Rep. Clarice Navarro, R-Pueblo, was the driving force behind the bill during the last session.
The USOC gives athletes who win a medal at the summer or winter Olympics a cash award: $25,000 for gold, $15,000 for silver, and $10,000 for bronze medals. Paralympian medal winners are paid $5,000, $3,000, and $2,000, respectively.
The United States Olympic and Paralympic teams have won an average of 100 medals during each of the last four summer Olympic and Paralympic games and 35 medals during each of the last four winter Olympic and Paralympic games.
Federal law allows the value of Olympic or Paralympic medals and any monetary prizes received from the USOC to be excluded from federal taxable income, as long as the taxpayer has an adjusted gross income of less than $1 million.
House Bill 1104 won’t have much of an impact on state revenue, according to state fiscal analysts. Data from the USOC shows there were 65 Colorado residents that participated in the 2014 winter and 2016 summer Olympic and Paralympic games. Of these, seven athletes won an Olympic or Paralympic medal for a total of seven medals.
The value of the state income tax would have been approximately $2,400 in tax year 2014 and nearly $2,800 in tax year 2016.

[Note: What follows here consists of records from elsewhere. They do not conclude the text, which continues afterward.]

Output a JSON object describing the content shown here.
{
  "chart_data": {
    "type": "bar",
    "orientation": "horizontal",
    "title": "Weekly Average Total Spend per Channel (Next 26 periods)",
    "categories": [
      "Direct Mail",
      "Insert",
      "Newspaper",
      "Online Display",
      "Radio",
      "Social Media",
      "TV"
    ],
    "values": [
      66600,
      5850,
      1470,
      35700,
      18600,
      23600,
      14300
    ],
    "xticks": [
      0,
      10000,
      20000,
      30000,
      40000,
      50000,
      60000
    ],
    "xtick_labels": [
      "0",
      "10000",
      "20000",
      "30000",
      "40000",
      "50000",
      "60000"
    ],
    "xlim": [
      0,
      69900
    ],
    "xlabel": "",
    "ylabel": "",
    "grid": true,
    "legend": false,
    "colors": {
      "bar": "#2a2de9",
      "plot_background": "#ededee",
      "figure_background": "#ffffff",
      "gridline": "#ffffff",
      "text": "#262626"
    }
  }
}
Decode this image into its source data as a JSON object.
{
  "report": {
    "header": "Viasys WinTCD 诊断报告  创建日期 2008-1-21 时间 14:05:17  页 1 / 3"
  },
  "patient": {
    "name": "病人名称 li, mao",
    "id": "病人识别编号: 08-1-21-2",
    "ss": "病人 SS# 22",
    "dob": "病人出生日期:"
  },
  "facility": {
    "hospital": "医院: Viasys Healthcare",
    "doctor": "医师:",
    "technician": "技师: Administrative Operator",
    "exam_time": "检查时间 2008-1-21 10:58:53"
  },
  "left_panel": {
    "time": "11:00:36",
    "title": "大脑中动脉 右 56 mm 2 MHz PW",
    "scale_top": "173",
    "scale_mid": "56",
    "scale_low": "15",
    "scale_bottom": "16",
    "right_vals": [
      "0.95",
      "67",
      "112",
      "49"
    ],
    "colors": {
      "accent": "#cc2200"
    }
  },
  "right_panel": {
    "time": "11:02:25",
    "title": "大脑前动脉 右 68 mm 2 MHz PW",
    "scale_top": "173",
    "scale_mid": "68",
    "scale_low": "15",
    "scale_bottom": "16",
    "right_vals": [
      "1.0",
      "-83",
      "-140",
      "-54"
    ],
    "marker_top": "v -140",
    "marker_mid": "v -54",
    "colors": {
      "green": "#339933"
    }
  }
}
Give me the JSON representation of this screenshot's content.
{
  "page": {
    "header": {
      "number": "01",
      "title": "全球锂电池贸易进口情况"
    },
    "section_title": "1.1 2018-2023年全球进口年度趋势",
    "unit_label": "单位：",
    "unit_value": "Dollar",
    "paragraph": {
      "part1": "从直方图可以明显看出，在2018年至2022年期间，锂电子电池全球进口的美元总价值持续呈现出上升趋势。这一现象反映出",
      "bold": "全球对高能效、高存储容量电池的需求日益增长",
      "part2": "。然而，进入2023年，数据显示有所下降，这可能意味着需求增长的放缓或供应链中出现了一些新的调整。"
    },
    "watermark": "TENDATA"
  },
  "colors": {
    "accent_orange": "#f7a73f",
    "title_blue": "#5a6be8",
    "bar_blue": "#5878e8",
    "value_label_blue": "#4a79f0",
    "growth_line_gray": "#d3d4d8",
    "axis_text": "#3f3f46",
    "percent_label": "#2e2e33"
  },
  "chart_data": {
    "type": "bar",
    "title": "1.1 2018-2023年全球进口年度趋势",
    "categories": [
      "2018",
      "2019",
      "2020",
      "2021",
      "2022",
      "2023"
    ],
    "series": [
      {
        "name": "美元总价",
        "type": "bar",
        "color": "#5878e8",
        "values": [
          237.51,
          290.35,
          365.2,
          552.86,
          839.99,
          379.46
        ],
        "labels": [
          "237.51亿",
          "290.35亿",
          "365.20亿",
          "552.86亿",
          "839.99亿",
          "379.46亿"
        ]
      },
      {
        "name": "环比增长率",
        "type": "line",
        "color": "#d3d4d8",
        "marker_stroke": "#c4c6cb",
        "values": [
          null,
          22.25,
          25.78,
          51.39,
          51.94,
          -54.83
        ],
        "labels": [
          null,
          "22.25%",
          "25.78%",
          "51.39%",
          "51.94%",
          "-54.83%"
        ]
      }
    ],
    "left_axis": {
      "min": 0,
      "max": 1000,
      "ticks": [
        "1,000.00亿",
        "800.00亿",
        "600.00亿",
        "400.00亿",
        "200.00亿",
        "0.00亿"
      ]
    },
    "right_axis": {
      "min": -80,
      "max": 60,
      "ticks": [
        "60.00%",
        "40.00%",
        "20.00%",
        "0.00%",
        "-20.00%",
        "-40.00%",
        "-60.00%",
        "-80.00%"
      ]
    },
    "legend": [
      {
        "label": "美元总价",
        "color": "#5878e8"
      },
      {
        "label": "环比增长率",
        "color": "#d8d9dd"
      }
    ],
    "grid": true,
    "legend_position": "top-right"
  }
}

It also won’t cost much money to implement the program, as fiscal analysts believe it can be accomplished with existing resources given the small number of taxpayers that are expected to claim the state income tax deduction and its availability every two years.
“Your proposed state-based legislation would provide much needed and significant financial support to some of Colorado’s most dedicated amateur athletes,” Desiree Filippone, managing director of government relations for the USOC, said in a letter to lawmakers as the bill was moving through the legislative process.
“Our Olympic and Paralympic athletes shouldn’t be penalized by way of a tax on their medals or stipends,” said Rep. Clarice Navarro, R-Pueblo, a sponsor of the bill. “Not everyone ends up on a Wheaties box, and as Coloradans we have an opportunity to make a statement and a difference to and for the young people that work so hard to represent the U.S.”